The tawny-crested tanager is about 14 cm long and weighs 14 to 21 g. The species has a short, somewhat thin, bill and is sexually dimorphic. Adult males are mostly glossy black. They have a rather short tawny to dark yellow crest that provides its English name, a small seldom-visible white patch on the bend of the wing, and white underwing coverts. Adult females have a grayish brown head and dark olive-brown upperparts. Their wing coverts, flight feathers, and tail are dusky. Their underparts are a slightly paler olive-brown than the upperparts, with a still paler throat. Both sexes have a reddish brown iris, a black maxilla, a black mandible with a pale greenish gray to bluish gray base, and blackish legs.

An analysis of measurements taken from more than 200 adult specimens showed positive relationships between latitude and four morphological characters: wing length, tail length, bill length and bill width. However, the size and color of its crest is variable but shows no geographical pattern.

==Distribution and habitat==

The tawny-crested tanager is found from eastern Honduras south on the Caribbean slope through Nicaragua, Costa Rica, and Panama into northwestern Colombia. In Colombia it is found at the northern ends of the Western and Central Andes to the central Magdalena River valley and south along the Pacific slope and into northwestern Ecuador as far as northern Santo Domingo de los Tsáchilas Province. It inhabits "Tropical Lowland Evergreen Forest, Montane Evergreen Forest, [and] Secondary Forest" [capitals in original]. It favors areas of low dense vegetation such as forest edges, overgrown secondary forest, and shrubby cut areas and clearings.
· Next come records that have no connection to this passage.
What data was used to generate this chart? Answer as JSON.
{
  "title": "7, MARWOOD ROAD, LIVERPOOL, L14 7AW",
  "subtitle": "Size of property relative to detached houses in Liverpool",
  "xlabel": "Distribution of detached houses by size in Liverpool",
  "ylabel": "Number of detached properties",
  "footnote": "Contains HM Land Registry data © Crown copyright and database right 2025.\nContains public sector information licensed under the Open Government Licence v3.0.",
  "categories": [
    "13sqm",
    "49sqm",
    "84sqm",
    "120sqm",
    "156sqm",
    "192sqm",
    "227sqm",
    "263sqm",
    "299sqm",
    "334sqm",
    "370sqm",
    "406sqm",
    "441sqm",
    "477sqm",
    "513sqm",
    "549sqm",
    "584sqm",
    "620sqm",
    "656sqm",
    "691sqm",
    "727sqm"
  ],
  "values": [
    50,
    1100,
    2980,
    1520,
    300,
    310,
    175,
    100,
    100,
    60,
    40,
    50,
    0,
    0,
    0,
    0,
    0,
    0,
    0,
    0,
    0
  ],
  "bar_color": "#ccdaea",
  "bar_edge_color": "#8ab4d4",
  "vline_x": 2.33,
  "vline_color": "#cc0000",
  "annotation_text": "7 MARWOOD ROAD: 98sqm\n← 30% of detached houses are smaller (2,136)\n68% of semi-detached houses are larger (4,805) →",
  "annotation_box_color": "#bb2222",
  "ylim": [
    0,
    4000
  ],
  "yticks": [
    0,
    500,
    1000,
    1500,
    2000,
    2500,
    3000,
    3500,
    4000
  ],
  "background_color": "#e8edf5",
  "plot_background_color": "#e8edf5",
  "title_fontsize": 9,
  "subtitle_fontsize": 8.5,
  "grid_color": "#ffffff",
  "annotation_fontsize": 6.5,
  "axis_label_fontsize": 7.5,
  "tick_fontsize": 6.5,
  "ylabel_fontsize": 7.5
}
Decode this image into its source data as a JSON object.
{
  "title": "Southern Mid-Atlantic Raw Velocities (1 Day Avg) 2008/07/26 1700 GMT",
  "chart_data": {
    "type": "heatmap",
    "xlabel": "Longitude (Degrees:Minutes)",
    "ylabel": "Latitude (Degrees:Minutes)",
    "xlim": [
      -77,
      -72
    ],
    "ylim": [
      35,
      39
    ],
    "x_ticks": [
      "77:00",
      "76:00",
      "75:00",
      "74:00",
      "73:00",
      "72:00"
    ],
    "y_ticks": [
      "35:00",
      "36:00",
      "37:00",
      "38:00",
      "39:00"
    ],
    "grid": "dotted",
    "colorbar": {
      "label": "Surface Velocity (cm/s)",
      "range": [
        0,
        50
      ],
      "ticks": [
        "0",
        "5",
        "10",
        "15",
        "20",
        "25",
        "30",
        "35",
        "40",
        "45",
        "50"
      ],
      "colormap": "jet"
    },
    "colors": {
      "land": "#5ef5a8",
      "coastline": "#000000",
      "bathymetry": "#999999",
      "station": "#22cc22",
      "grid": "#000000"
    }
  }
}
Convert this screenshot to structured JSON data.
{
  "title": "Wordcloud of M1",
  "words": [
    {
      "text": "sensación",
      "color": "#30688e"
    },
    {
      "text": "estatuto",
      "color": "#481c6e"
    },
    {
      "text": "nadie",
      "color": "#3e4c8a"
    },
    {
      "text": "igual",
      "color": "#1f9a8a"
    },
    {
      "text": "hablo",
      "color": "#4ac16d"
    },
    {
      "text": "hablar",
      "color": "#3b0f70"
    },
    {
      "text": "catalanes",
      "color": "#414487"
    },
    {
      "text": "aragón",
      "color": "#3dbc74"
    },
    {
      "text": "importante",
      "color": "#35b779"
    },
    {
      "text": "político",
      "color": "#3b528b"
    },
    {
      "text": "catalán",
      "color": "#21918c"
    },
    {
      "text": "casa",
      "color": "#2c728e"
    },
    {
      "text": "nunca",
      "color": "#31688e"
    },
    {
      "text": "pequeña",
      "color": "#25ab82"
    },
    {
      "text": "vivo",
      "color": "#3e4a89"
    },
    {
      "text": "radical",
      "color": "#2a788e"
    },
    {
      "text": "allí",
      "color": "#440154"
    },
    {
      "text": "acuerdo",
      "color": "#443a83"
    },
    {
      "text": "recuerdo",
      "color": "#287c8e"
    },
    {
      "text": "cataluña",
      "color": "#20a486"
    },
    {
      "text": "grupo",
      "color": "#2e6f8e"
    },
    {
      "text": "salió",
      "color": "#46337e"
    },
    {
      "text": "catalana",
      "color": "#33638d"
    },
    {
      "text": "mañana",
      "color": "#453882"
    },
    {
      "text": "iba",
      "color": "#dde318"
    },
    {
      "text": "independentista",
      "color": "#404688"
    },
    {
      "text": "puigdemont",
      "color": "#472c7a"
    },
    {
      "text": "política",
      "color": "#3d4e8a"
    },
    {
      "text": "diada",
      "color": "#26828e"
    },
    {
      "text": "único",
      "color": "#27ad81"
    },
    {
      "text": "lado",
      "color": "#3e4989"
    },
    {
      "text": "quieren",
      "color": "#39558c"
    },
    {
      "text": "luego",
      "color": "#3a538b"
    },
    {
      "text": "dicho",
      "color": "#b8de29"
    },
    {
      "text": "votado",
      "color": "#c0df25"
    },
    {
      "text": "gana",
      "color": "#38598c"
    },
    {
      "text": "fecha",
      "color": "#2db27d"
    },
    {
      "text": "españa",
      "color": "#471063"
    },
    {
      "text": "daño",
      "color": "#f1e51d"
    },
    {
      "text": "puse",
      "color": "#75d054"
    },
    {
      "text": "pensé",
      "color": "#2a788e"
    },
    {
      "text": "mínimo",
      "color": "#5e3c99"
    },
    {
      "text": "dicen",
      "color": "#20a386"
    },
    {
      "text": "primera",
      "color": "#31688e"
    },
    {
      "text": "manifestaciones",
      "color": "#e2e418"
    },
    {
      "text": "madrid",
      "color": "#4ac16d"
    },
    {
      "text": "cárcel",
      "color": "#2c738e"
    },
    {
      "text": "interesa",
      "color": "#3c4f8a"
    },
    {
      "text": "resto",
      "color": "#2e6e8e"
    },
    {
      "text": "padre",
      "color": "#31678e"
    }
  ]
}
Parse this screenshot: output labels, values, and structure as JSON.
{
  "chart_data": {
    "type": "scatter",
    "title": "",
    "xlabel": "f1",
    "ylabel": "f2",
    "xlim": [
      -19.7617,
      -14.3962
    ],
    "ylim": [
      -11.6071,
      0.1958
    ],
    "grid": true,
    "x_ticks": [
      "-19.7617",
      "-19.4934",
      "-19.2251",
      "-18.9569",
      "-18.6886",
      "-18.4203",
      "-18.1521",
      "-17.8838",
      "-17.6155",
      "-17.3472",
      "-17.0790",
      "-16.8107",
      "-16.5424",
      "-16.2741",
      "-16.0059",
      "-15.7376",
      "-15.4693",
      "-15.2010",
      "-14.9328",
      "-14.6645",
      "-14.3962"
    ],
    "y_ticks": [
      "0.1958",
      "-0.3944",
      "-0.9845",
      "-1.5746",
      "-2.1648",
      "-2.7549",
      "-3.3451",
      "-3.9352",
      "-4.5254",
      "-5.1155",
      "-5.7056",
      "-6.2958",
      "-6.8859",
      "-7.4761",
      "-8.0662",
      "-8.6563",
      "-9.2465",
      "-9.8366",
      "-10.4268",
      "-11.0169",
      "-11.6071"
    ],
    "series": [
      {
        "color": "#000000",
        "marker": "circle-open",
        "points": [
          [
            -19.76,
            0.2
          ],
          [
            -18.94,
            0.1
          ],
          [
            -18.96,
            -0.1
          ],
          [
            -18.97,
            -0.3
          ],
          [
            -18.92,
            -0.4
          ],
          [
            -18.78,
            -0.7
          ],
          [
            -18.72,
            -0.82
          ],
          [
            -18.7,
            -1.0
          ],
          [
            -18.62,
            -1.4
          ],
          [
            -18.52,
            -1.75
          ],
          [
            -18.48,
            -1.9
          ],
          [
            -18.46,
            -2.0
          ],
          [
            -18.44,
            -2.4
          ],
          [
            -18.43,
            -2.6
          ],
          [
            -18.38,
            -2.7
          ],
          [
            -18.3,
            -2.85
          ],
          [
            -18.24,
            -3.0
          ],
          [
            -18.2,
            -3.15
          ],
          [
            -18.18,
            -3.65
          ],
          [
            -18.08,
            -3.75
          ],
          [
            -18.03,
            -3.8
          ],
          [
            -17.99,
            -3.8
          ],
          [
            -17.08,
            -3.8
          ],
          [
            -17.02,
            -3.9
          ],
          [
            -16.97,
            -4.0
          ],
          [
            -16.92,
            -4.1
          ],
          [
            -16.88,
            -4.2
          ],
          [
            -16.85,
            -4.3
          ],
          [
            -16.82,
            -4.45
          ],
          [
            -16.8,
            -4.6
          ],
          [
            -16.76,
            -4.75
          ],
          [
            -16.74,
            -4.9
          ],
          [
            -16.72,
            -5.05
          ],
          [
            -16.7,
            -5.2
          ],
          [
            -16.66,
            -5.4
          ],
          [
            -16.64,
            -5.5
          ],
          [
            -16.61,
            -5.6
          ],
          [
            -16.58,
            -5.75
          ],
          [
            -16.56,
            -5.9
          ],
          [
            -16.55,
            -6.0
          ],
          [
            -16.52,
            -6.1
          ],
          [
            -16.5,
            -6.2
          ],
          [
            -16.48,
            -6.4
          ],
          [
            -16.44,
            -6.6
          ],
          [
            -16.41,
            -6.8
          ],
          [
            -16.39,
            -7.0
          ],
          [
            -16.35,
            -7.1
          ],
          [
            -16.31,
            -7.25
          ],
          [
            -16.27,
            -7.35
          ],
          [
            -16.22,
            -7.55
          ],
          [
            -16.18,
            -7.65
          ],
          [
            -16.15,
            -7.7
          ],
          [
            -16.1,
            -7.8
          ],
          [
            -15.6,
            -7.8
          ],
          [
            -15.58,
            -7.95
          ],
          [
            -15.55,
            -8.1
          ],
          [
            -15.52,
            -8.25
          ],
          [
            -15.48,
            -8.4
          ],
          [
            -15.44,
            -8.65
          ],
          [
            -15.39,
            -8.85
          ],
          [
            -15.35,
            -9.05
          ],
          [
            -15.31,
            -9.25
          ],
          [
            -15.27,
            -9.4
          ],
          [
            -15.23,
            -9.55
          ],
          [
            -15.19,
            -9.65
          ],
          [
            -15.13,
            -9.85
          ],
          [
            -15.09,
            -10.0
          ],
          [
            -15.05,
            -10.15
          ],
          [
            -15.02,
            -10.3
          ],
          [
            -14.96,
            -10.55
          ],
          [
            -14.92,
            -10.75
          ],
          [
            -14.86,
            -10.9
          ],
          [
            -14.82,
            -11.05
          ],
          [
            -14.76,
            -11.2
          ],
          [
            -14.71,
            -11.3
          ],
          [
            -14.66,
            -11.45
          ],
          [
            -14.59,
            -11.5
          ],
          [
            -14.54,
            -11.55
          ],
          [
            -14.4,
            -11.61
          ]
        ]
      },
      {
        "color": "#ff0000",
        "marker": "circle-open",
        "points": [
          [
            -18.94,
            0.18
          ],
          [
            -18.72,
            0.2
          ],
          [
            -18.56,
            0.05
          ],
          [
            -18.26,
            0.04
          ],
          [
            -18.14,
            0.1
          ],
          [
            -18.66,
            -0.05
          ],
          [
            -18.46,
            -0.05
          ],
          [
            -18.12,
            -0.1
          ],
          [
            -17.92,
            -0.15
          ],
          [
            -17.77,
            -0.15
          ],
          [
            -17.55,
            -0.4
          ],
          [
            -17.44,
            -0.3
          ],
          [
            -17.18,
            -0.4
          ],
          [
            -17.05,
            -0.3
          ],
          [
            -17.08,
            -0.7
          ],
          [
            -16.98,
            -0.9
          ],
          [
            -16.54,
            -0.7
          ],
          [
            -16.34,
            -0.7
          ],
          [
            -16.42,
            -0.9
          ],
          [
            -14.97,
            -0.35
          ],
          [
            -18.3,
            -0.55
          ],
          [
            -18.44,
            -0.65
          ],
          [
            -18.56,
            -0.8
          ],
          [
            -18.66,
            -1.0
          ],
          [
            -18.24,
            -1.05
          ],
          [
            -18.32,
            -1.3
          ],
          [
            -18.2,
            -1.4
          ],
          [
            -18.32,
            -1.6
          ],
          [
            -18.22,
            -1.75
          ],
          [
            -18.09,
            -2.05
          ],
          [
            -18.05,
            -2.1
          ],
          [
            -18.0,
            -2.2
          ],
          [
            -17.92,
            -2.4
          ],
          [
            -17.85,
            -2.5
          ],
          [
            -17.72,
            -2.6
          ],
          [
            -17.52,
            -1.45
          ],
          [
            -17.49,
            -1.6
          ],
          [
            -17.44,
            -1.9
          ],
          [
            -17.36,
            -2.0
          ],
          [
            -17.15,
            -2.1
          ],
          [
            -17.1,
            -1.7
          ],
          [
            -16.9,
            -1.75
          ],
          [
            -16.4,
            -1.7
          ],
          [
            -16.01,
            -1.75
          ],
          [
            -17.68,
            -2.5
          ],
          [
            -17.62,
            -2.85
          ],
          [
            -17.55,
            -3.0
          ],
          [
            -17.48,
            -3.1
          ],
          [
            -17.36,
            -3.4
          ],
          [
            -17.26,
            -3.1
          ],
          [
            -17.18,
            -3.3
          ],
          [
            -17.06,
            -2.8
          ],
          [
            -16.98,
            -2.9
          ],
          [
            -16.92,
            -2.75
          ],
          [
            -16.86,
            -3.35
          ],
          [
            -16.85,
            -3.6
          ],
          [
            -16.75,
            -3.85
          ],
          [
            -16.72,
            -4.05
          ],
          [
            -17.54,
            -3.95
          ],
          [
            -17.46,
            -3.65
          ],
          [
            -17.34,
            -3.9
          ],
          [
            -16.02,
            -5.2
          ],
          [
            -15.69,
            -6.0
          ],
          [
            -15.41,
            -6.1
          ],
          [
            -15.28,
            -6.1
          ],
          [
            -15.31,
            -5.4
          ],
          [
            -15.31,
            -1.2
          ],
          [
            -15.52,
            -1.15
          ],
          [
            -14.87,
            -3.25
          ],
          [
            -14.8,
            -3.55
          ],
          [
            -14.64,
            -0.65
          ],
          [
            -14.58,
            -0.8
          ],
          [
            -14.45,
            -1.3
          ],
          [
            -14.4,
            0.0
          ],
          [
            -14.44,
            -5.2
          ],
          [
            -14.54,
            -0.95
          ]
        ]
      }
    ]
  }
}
One source gives its upper elevational limit as 900 m. However, it reaches 1500 m in Colombia and 1200 m in Costa Rica though it is uncommon above 800 m in the latter country. It reaches 750 m in Honduras and is mostly below 800 m in Ecuador.

==Behavior==
===Movement===

The tawny-crested tanager is mostly a year-round resident though some local movements have been suggested.

===Feeding===

The tawny-crested tanager's diet has not been studied but is known to include insects. It typically forages in large flocks of its own species and sometimes also joins mixed-species feeding flocks for a short time. The flocks move quickly with much commotion, taking prey from foliage by pecking, lunging, short flutter-flights, and sometimes while hanging downward.

===Breeding===

The tawny-crested tanager's breeding season has not been fully defined. However, it appears to span at least March to June in Costa Rica and February to May in Colombia. One nest was a deep bulky cup with a partial roof. It was made mostly of green moss lined with finer material and was in a shrub about 1.5 m above the ground. It held two eggs that were pale green with fine black markings. Nothing else is known about the species' breeding biology.

===Vocalization===

The tawny-crested tanager's song has apparently not been described. Some of its calls are "a high-pitched tzeeet! and a scratchy chit and pweet (often mixed with an agitated chatter)". Calls are also described as a "metallic tchit or zick, a higher tsip or tchewp, and a distinctive high, sibilant zeeet or pseeet with [a] scratchy quality".

==Status==

The IUCN has assessed the tawny-crested tanager as being of Least Concern. It has a very large range; its estimated population of at least 500,000 mature individuals is believed to be decreasing. No immediate threats have been identified. It is considered fairly common in Honduras, common in Costa Rica's foothills and uncommon in the lowlands, and fairly common in Colombia. It occurs in many protected areas and "also in many areas of unprotected forest and second growth and, while range contraction and fragmentation has occurred in many parts, the species is well adapted to utilize second-growth woodland, and its short-term viability seems assured".